Red Crossbill beaks evolve

Red Crossbill

Isolated populations of Red Crossbills have evolved bills that are most efficient for extracting seeds from cones of particular species of trees in their locality. Photo courtesy of U.S. Fish and Wildlife Service.

Published May 16, 2007, in the Wyoming Tribune Eagle, “Professor sheds light on crossbills. Research points to more than one species of crossbill in North America.”

2014 Update: See for more about Craig Benkman and his continuing research into crossbill mysteries.

By Barb Gorges

Crossbills are species of birds that eat seeds from the cones of spruce, pine and other evergreens. Over time they’ve evolved mandibles that cross at the tips. These odd beaks can be slipped between the scales of cones to pry them apart far enough for the crossbills to reach seeds with their sticky tongues.

Both the white-winged and red crossbills can do this. However, the red crossbill was the star of the program given by Craig Benkman last month for the Cheyenne Audubon chapter.

Craig is a professor at the University of Wyoming, in the Zoology and Physiology Department, and is well recognized internationally for his crossbill studies. He has determined that there may be as many as nine types of red crossbills that are candidates for designation as separate species. Red crossbills are found in North America and Europe.

To be considered a species means the members of it either don’t breed outside the group or crossbreeding produces no successful young.

Types of red crossbills are different in size and in the calls they make. They also have different tastes in cones.

While Craig can show you really cool 3-D graphics of his statistics at, let’s cut to the chase here.

Over the last 5,000 to 7,000 years, red crossbills have evolved their seed extraction methods to such an efficiency that the bills of different populations match seeds of particular conifer tree species. For instance, the red crossbills that work over lodgepole pine have different sized bills than those that specialize in spruces.

Watch a crossbill husk a seed (see the video on Craig’s Web page) and you will see it uses the same side of its bill each time. It has a sharp ridge in the upper mandible that acts as a wedge or hammer and in the lower mandible there is a groove that is perfectly sized for the preferred seed.

Using its tongue to hold the seed in the groove, the crossbill bites down and breaks the seed husk and then removes it. It’s a very efficient system if the bird and the seed are perfectly matched.

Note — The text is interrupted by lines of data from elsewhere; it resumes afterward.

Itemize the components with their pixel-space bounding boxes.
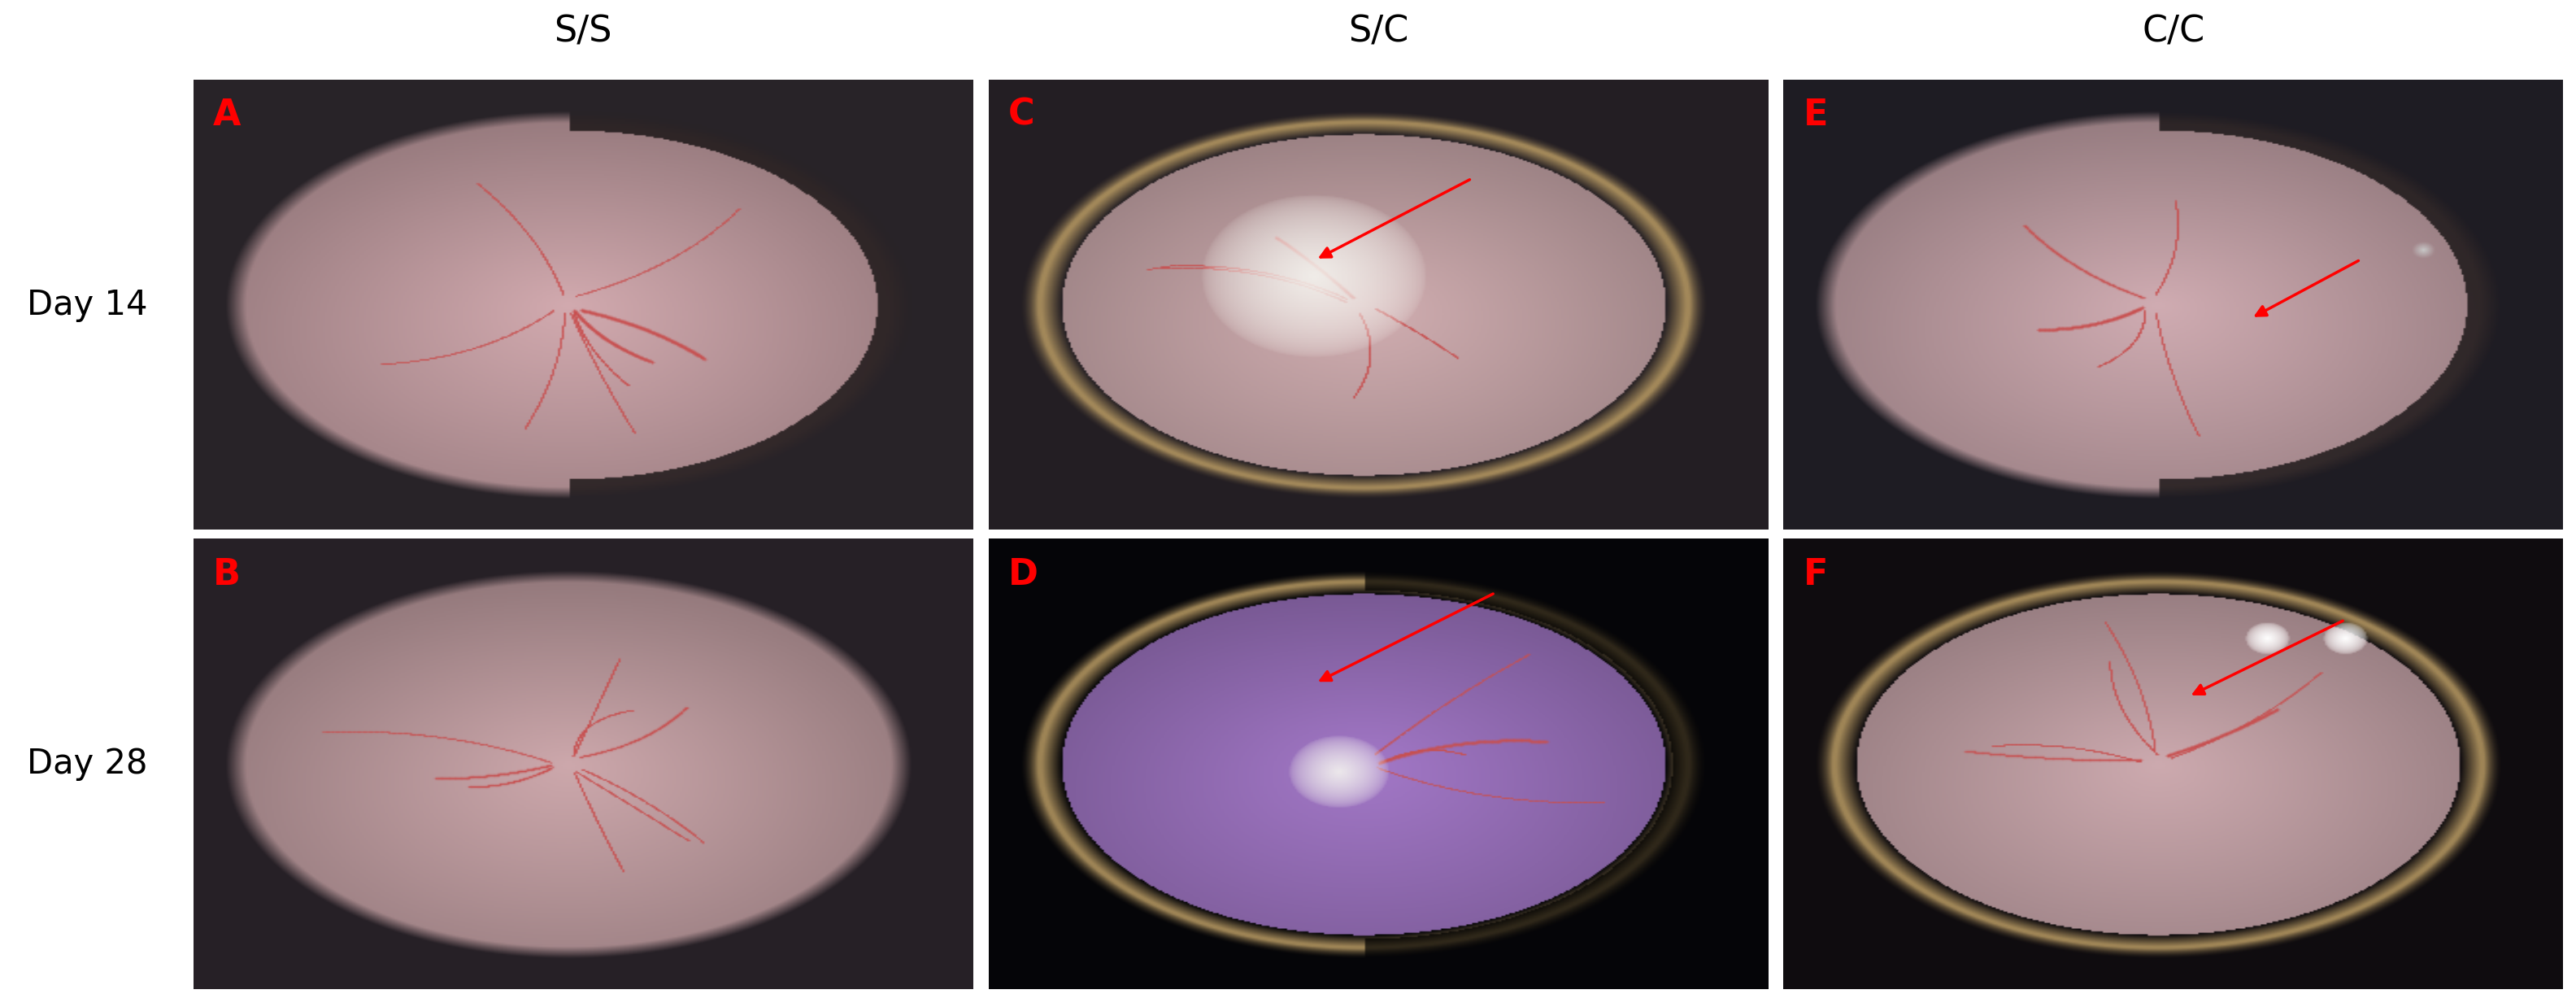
Text: S/S: S/S [554,14,613,50]
Text: C/C: C/C [2141,14,2205,50]
Text: C: C [1007,97,1036,132]
Text: E: E [1803,97,1829,132]
Text: D: D [1007,557,1038,591]
Text: Day 28: Day 28 [26,746,147,781]
Text: Day 14: Day 14 [26,287,147,322]
Text: B: B [214,557,240,591]
Text: A: A [214,97,240,132]
Text: F: F [1803,557,1829,591]
Text: S/C: S/C [1347,14,1409,50]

Serendipitously, Craig discovered that instead of “collecting” birds, he could use dental impression material on live birds to measure their palates, the inside of their mandibles. He can statistically prove that crossbills with a particular seed preference have a particular groove measurement.

While a crossbill with a pine cone bill can get seeds out of a spruce cone and husk them, it isn’t as fast and it can’t eat as much per minute as the right type crossbill. In this case, time is food is life.

Craig can show that those birds forced to make do with the wrong seed are less likely to survive and less likely to produce young, even if they are in the same forest as the type of crossbill that matches the cones available.

Crossbill breeding is very dependent on having enough seeds. They breed anytime of year, except perhaps late fall, so if a spruce-beaked bird can’t find a good spruce cone crop, it won’t breed until it does.

Craig has studied the crossbills of the South Hills range in Idaho extensively. The lodgepole pine cone crop is quite dependable and the type of crossbill found there has been able to settle down over several thousand years and evolve to match its food source closely.

While individuals of other types of crossbills can be found in the South Hills, in among this resident type, Craig has found that they are unlikely to breed or crossbreed.

If mating should occur between crossbill types, the young might be inefficient at eating seed from all cone types and be doomed to never getting enough seed to be in condition to breed.

The evolution of crossbill beaks continues because trees continue to evolve tougher cones. The trees with the toughest cones will have seeds that survive to grow and produce more seed and trees.

On the other hand, crossbills with the best beaks for the toughest cones will produce more young. Craig calls this the co-evolutionary arms race. However, in many locations squirrels throw a monkey wrench in the works, which is another story.

If red crossbills really are nine separate species, birdwatchers will have to differentiate them by calls. That seems to be how the birds do it themselves.

As a flock, they travel nomadically across the northern forests. They land on a tree and begin sampling cones, calling out their results, so to speak, and attracting others of their type.

Within a few minutes a flock can determine that a tree doesn’t have enough seeds per cone to make it worth their expenditure of energy. Craig has been able to determine that the flock is more efficient at determining this than a lone bird. Remember, time is food is life, so it is better to be part of the flock.

And once in the flock of one type of crossbill, individual birds are unlikely to meet individuals of another type.

Craig and his graduate students continue to research answers to red crossbill questions.

The next question is how much data will it take to prove to the American Ornithologist’s Union, the arbiter of North American bird species designation, that there is more than one species of red crossbill on this continent?

A note in the June 2007 issue of the national magazine, Birder’s World, mentioned Craig’s study and that the South Hills type is currently under review.